3. A system comprising:

a lateral flow immunochromatographic assay (LFIA) test cassette having at least one of quantum dot or metal nanocluster biolabels; and

a data reader adapted to receive LFIA test cassette and detect images on a test strip of the LFIA test cassette for use in interpreting test results.

4. A system comprising:

a lateral flow immunochromatographic assay (LFIA) test cassette having at least one of quantum dot or metal nanocluster biolabels, wherein the LFIA test cassette includes a control line adapted to detect presence of a lysozyme.
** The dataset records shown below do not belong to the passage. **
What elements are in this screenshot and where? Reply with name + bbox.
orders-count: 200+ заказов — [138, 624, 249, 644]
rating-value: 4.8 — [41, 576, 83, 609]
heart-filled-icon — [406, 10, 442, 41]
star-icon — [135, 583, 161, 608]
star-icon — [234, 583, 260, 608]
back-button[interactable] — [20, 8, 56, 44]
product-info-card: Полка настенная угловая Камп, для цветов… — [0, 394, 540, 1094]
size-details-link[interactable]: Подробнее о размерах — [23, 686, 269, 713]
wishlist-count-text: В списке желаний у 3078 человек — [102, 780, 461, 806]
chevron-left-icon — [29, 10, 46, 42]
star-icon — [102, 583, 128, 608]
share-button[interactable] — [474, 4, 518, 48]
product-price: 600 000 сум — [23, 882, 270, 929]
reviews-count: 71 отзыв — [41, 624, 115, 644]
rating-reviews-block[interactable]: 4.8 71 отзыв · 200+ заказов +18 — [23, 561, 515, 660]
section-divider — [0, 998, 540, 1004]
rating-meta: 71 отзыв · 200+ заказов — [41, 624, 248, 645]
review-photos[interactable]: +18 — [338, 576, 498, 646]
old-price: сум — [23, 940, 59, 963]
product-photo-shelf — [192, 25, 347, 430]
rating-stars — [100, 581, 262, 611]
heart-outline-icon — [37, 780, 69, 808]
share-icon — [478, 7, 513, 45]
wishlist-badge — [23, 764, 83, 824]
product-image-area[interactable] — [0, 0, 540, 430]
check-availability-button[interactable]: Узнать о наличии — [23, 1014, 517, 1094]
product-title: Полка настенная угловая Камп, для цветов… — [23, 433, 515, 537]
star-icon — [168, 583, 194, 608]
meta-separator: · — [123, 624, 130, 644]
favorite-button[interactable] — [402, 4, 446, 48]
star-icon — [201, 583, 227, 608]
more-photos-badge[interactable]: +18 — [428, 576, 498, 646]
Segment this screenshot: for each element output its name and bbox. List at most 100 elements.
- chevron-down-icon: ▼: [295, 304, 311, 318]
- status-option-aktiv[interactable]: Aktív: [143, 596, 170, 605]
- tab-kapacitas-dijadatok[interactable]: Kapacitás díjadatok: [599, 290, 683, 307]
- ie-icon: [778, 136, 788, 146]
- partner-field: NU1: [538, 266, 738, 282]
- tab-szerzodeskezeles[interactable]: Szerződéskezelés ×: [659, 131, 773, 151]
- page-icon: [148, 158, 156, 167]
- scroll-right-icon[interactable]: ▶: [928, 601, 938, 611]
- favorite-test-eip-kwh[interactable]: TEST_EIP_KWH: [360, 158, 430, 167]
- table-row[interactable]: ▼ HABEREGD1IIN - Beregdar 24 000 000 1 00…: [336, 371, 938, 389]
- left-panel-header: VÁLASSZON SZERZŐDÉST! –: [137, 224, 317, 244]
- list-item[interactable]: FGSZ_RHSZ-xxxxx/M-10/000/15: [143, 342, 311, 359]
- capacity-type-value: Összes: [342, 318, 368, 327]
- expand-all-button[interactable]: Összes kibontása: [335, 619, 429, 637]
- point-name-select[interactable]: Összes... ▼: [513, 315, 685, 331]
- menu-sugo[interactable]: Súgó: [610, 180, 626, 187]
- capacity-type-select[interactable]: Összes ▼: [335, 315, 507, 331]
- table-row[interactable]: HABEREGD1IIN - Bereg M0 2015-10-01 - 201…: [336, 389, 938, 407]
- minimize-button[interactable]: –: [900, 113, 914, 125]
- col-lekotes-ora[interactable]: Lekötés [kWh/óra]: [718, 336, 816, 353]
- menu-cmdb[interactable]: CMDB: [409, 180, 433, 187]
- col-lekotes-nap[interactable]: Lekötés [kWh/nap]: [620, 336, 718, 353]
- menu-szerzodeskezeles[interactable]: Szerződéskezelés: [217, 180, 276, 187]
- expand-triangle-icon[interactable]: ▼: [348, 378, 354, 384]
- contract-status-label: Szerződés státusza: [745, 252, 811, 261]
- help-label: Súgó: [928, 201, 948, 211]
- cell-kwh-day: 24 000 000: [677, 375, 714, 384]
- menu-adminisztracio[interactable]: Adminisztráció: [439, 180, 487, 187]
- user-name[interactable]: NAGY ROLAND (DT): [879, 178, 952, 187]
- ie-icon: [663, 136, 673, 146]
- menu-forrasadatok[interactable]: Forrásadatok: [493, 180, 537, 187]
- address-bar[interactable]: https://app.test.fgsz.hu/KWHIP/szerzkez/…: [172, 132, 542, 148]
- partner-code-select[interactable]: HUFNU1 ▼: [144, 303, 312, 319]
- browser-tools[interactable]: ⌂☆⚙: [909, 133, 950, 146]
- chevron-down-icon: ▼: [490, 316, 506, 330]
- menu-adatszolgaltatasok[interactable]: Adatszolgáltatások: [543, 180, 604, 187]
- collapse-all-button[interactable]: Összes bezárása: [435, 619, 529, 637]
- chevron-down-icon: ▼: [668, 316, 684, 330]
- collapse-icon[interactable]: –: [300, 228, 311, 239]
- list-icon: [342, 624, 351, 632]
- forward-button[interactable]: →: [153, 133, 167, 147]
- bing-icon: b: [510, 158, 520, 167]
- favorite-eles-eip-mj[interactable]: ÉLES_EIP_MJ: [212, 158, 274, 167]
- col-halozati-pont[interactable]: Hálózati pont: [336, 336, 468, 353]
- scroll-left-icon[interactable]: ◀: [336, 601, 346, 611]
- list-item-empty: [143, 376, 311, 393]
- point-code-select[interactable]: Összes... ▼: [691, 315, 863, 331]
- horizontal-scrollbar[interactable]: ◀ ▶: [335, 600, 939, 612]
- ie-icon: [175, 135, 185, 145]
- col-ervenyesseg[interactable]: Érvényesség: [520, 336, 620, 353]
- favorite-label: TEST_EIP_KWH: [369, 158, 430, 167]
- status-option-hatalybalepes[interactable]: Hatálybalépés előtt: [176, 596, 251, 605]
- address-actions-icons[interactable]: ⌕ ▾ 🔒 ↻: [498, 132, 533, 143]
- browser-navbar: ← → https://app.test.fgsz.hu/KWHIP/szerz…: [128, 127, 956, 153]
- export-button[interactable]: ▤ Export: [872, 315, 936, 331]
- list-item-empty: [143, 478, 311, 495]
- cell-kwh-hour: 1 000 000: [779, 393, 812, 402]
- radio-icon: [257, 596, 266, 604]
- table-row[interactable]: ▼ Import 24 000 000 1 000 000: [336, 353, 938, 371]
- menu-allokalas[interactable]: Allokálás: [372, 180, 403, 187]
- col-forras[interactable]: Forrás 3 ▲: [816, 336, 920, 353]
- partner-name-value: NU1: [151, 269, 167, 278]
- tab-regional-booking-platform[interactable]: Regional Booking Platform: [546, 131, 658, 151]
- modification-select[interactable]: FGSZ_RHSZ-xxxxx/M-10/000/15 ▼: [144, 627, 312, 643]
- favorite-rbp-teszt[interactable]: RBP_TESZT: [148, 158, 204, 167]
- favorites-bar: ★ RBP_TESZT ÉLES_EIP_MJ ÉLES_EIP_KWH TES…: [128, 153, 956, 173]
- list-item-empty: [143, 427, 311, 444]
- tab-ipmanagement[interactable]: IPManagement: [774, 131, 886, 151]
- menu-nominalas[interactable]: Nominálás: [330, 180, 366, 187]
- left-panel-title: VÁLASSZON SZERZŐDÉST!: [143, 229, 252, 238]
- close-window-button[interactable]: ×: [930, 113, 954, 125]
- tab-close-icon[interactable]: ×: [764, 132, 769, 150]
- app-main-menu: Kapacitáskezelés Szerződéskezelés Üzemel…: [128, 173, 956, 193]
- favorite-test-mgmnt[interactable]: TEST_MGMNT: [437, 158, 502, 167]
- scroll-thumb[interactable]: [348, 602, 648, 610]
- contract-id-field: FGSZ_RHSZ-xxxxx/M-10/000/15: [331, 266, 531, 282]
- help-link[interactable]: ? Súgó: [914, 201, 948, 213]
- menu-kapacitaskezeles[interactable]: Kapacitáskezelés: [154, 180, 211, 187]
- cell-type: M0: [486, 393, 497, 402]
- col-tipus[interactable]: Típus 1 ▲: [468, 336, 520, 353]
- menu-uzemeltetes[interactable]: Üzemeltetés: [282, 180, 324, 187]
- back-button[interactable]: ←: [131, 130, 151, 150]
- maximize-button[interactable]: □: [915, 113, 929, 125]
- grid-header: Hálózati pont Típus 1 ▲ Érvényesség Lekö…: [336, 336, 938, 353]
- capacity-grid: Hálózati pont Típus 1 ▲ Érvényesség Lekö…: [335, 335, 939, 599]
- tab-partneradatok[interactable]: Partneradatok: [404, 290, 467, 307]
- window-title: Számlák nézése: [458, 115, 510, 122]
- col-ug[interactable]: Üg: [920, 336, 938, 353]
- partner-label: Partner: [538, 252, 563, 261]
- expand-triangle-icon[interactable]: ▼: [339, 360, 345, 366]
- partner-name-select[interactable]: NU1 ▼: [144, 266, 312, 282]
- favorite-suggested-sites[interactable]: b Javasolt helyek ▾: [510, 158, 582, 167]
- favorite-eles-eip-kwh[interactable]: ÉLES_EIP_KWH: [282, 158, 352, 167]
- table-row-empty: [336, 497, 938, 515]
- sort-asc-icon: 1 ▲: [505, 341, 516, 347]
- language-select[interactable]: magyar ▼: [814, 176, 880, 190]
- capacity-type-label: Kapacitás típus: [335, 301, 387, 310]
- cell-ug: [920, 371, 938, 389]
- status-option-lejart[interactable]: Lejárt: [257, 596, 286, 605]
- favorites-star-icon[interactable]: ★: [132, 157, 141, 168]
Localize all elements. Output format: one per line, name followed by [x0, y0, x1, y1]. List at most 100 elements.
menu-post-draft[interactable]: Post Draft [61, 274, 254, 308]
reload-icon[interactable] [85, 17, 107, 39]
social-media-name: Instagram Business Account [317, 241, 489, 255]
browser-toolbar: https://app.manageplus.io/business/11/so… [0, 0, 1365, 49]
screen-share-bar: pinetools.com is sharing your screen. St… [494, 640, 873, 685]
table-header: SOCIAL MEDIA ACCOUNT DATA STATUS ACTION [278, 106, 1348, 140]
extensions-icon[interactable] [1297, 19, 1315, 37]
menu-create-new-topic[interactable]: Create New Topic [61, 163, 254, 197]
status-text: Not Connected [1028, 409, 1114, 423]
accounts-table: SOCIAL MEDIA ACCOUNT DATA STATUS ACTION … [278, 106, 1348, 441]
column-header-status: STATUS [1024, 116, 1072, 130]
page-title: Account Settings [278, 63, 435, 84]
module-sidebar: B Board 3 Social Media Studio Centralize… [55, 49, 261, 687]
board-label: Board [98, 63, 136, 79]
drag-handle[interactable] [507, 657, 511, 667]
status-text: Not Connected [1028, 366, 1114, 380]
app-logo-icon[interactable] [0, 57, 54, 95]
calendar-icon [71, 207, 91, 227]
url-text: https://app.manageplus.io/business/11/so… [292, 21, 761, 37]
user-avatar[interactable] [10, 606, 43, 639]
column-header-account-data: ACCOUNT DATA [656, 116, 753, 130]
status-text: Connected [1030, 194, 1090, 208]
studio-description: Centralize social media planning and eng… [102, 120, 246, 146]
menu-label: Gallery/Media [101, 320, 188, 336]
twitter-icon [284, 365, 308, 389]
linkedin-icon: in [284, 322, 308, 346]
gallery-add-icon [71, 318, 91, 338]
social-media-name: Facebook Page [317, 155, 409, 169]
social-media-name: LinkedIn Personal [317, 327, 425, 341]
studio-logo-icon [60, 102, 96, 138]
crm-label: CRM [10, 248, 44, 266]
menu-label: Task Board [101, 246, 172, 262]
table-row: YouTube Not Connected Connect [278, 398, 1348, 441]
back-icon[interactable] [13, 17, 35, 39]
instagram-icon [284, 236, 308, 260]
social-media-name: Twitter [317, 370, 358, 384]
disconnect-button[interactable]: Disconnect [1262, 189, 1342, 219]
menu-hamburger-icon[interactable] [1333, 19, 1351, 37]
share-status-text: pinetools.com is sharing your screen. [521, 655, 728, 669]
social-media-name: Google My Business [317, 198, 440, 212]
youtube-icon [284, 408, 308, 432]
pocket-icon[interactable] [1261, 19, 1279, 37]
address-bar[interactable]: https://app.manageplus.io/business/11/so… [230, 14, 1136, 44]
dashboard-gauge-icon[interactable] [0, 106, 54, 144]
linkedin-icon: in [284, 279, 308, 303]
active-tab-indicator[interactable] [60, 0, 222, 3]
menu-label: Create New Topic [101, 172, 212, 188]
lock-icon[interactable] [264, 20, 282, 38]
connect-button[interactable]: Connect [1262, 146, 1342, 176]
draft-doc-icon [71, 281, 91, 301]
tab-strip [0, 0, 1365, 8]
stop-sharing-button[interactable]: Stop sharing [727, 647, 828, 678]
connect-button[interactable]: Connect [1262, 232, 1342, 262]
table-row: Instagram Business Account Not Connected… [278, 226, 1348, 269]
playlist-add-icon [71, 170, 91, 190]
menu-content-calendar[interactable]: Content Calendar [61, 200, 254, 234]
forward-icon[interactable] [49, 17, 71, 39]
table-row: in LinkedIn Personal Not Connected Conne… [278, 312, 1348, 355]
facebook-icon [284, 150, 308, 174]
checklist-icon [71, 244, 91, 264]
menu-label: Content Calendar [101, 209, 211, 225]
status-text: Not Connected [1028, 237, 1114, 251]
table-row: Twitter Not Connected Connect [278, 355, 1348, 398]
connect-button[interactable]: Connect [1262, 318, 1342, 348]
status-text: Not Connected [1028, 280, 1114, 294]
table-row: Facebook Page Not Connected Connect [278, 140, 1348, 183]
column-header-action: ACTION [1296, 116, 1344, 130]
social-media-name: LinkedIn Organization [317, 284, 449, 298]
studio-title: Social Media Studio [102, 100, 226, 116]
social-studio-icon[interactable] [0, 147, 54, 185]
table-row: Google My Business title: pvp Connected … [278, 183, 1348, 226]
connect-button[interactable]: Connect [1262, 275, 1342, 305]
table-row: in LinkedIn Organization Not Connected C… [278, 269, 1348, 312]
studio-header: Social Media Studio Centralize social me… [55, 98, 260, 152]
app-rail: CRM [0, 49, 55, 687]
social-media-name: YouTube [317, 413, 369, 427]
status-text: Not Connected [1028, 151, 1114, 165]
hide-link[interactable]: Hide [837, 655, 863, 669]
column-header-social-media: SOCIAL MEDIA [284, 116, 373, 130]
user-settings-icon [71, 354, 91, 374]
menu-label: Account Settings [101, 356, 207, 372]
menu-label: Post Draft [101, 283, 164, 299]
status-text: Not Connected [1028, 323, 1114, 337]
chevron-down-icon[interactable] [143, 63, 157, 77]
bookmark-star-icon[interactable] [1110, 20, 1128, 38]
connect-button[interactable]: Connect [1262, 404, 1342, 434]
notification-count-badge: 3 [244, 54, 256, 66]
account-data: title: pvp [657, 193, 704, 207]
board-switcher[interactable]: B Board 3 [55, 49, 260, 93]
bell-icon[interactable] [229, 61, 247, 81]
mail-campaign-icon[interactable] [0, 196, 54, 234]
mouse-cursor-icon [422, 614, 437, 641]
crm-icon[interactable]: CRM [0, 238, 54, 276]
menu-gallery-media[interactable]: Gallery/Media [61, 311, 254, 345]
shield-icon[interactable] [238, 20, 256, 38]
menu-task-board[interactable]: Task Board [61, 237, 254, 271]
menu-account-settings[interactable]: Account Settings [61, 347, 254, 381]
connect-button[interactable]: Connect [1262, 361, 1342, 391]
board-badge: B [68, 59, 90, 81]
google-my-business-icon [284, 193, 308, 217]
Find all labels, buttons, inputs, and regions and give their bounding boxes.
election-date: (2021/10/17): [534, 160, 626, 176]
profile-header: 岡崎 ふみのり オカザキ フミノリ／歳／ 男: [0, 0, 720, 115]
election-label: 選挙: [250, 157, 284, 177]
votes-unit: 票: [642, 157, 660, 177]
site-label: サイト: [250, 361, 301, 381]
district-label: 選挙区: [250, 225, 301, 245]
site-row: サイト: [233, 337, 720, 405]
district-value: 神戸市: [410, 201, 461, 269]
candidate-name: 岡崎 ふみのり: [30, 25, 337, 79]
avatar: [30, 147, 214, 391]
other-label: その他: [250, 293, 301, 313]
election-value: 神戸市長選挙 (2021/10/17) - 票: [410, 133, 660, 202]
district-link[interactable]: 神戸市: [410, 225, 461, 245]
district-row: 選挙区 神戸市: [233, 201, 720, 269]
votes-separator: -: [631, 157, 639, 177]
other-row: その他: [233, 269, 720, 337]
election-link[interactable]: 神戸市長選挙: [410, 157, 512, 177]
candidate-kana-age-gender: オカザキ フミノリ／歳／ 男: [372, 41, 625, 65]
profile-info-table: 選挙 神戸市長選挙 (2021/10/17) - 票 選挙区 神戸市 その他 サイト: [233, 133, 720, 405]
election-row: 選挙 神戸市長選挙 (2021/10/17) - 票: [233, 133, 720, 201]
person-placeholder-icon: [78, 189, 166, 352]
5. A real-time, point of care diagnostic for identifying the presence of antibodies to the SARS-CoV-2 virus in a sample, comprising in combination:

(a) a lateral flow immunoassay test device including a strip having an axis and having a control line and two test lines oriented perpendicular to the axis, the two test lines changing color in the presence of IgG and IgM antibodies to the SARS-CoV-2 virus in the sample, respectively, the test device receiving the sample, and a reader for the lateral flow immunoassay testing device,

(b) wherein the test strip comprises quantum dot labels;

(c) wherein the reader comprises a housing enclosing electronics and an optics unit configured and positioned within the reader for reading the test lines and the control line of the test device;

(d) a processing unit using a reading of the optical calibration test pattern by the said optics unit to perform a self-test of the optics unit and correction for any nonlinearity of the electronics or optics unit, wherein the optical calibration test pattern and the test lines and the control line are read sequentially by the optics unit upon movement of the tray from the open position to the closed position,

(e) the processing unit further generating a result for the test device based on the reading of the test lines and control line by the optics unit indicating whether antibodies to the SARS-CoV-2 virus are present in the sample.